На всех было начертано горестное слово «прощай» — и больше ничего.

Простота этих фигур была невыразимо трогательна.

Друг покидал здесь друга, сын — мать, а сдержанность жестов еще больше подчеркивала горе осиротевших.

Все это случилось давно, бесконечно давно,— века пронеслись над этим горем; два тысячелетия назад те, кто оплакивали своих мертвых, стали таким же прахом, как и те, кого они оплакивали.

Но скорбь продолжала жить, она вошла в сердце Филипа, пробудила в нем горячее сострадание, он прошептал:

— Бедные, бедные...

И ему пришло в голову, что и праздные зеваки, и упитанные иностранцы со своими путеводителями, и эти жадные, грубые люди, толпившиеся в магазине,— все они вместе со своими ничтожными желаниями и пошлыми заботами тоже смертны и тоже должны умереть.

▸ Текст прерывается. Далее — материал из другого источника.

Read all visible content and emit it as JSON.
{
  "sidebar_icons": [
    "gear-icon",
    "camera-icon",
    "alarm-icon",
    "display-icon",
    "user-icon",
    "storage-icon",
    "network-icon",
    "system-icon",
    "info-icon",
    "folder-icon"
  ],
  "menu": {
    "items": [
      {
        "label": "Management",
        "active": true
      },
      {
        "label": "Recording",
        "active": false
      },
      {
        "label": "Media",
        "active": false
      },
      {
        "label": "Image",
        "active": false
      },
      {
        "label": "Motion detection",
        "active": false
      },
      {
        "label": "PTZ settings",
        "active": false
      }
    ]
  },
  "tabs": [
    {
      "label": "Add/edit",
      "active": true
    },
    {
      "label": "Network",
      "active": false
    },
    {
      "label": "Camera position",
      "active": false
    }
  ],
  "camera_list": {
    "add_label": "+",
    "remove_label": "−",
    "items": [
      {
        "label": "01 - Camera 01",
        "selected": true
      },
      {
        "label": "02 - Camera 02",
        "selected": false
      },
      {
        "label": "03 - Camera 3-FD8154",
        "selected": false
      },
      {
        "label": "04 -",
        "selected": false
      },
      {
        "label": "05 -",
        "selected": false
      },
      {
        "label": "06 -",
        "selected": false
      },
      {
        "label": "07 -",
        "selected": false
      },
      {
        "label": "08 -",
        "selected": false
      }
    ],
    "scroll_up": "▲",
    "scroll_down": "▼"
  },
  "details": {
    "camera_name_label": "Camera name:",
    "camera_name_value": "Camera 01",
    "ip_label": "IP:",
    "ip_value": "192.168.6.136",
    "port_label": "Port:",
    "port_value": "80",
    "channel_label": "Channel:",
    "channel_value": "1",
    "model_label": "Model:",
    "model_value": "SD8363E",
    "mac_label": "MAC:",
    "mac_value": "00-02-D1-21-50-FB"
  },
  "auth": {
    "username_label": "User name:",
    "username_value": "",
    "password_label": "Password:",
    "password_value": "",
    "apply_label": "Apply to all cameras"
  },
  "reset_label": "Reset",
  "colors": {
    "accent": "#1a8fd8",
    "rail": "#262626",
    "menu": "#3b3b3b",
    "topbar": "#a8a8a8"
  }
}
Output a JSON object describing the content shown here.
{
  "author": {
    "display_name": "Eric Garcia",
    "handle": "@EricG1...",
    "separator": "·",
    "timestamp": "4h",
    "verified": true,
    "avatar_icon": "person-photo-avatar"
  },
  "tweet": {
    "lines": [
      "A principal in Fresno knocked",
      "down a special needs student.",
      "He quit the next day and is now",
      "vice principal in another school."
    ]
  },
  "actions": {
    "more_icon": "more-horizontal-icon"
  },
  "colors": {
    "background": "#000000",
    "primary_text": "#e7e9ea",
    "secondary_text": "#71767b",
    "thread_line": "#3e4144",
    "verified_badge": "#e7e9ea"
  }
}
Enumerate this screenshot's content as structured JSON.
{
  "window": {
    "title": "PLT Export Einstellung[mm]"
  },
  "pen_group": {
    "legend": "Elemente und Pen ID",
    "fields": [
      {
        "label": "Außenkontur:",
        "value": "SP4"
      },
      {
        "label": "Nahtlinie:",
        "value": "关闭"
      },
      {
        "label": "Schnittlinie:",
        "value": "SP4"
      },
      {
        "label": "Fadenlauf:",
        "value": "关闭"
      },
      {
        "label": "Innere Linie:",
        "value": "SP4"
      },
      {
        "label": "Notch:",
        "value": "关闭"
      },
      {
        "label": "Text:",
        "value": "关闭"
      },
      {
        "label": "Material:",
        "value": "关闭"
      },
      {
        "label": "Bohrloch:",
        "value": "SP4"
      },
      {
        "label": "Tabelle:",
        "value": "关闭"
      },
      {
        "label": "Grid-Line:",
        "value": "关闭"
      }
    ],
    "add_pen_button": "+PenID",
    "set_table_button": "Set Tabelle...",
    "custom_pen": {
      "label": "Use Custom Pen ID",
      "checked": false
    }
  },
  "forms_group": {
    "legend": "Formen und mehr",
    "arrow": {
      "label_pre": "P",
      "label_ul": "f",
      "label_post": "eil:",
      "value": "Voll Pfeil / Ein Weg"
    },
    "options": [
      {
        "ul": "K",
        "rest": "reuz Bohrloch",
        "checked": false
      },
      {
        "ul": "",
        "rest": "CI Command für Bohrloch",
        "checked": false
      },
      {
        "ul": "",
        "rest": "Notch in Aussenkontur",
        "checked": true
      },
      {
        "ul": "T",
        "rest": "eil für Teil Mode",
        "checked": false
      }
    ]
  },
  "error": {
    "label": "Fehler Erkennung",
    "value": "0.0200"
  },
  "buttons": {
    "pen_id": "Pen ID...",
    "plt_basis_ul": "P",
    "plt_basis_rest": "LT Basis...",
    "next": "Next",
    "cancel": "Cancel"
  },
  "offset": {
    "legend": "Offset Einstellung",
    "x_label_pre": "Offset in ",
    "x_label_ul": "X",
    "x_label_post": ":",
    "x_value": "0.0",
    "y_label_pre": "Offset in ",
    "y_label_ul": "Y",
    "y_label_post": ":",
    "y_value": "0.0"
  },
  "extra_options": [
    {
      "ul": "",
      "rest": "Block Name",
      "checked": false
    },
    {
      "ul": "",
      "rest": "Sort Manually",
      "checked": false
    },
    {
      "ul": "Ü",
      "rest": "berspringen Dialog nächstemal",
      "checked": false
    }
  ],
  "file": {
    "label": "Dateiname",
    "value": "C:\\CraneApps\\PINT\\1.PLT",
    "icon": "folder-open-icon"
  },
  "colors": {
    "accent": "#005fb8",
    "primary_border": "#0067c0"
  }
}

И они любили и были обречены на расставание с любимыми: сын — с матерью, жена — с мужем; может быть, их участь еще более горестна, потому что жизнь их убога, уродлива и душе их не дано познать красоту.

Особенно прекрасным было одно изваяние — барельеф, на котором двое юношей держали друг друга за руки; строгие, простые линии говорили о том, что скульптором владело подлинное вдохновение.

Это был замечательный памятник дружбе, рядом с которой в целом свете есть только одно еще более драгоценное чувство; Филип глядел на этот камень, и на глазах у него выступили слезы.

Он подумал о Хейуорде — о том, как восхищался им при первой встрече, как на смену восхищению пришло разочарование, а потом и безразличие, пока наконец ничто больше не связывало их, кроме привычки и воспоминаний.

Одна из странных особенностей жизни заключается в том, что порой вы встречаетесь с кем-нибудь ежедневно на протяжении долгих месяцев, сходитесь так близко, что, кажется, уж не можете друг без друга жить, но вот наступает разлука и все идет по-прежнему, как ни в чем не бывало: дружба, без которой вы не могли обойтись, на поверку вам совсем и не нужна.

Жизнь течет своим чередом, и вы даже не замечаете отсутствия друга.

Филип вспоминал давно прошедшие дни в Гейдельберге, когда Хейуорд подавал большие надежды и был полон радостных упований, но, так ничего и не достигнув, постепенно примирился с участью неудачника.

И вот теперь он был мертв.

Смерть его оказалась такой же бесплодной, как и его жизнь.

Он умер бесславно от какой-то нелепой болезни, не свершив даже напоследок ничего путного.